The effect of patch size and separation on bumblebee foraging in oilseed rape: implications for gene flow.

Published online
14 Jul 2004
Content type
Journal article
Journal title
Journal of Applied Ecology
DOI
10.1111/j.0021-8901.2004.00912.x

Author(s)
Cresswell, J. E. & Osborne, J. L.
Contact email(s)
j.e.cresswell@ex.ac.uk

Publication language
English

Abstract

Theory predicts that the susceptibility of patches of plants to gene flow mediated by incoming pollinators will depend on the length of pollinator residence (the number of flowers visited during a bout in a patch). We sought to determine whether pollinator residence is sufficiently sensitive to patch size and separation to influence levels of gene flow significantly. We studied oilseed rape Brassica napus as an exemplar of a conventional animal-pollinated plant and as a species where there is a risk of genetic escape from genetically modified (GM) varieties. We determined pollinator residence in 36 patches created by mowing an agricultural field of flowering oilseed rape. Each square patch had an edge length of 1, 2, 3, 4, 5 or 10 m. Patches were separated by either 9 m or 18 m from the border of a large unmown area of crop.

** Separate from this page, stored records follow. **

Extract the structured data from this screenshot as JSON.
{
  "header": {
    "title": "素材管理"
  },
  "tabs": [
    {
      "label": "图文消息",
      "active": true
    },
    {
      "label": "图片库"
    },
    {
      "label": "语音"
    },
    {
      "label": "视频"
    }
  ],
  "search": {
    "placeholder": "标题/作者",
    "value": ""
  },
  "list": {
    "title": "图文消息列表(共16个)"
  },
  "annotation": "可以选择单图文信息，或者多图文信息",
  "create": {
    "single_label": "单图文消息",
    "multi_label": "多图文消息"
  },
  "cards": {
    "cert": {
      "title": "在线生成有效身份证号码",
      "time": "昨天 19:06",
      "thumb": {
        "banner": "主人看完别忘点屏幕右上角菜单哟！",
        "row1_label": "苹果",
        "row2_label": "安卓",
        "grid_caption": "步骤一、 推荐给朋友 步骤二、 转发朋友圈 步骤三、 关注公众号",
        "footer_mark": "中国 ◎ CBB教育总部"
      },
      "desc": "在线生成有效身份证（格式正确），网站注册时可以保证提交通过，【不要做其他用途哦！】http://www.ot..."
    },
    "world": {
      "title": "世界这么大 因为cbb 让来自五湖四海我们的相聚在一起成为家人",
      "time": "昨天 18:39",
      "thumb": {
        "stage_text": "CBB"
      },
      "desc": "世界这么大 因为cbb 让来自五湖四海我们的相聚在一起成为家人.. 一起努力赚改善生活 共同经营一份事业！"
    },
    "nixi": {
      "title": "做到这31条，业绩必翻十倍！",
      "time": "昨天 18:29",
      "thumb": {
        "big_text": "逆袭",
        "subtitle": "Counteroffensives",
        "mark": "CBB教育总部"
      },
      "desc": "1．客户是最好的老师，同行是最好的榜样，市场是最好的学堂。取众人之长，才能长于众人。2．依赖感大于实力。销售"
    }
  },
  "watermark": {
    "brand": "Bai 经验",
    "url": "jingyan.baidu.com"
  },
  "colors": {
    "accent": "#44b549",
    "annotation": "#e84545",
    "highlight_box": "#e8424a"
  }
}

We used the residence of bumblebees (Bombus spp.) to solve a model of bumblebee-mediated gene flow. Bumblebee residence increased significantly with patch area, but did not depend on the separation distance of the patch from the large areas of crop. Even in the largest patches, bees visited only c. 60 of the c. 1×105 flowers before leaving. If bumblebees were the sole pollinators, the model predicted that 4-8% of the seed produced by the smaller patches (c. 80-320 plants) had fathers outside the patch, whereas in the larger patches (720-8000 plants) the prediction was 2-4%. Nevertheless, larger patches should produce the greatest number of seeds with extrinsic paternity. Synthesis and applications. Our observations demonstrate that susceptibility to pollinator-mediated gene flow is liable to decrease systematically as the size of plant patches increases. These findings can inform the management of genetic diversity in and among small or fragmented populations. If the patch size-gene flow relationship that we observed applies to larger scales, the model could estimate gene flow between GM crops and volunteer or feral populations in agricultural landscapes.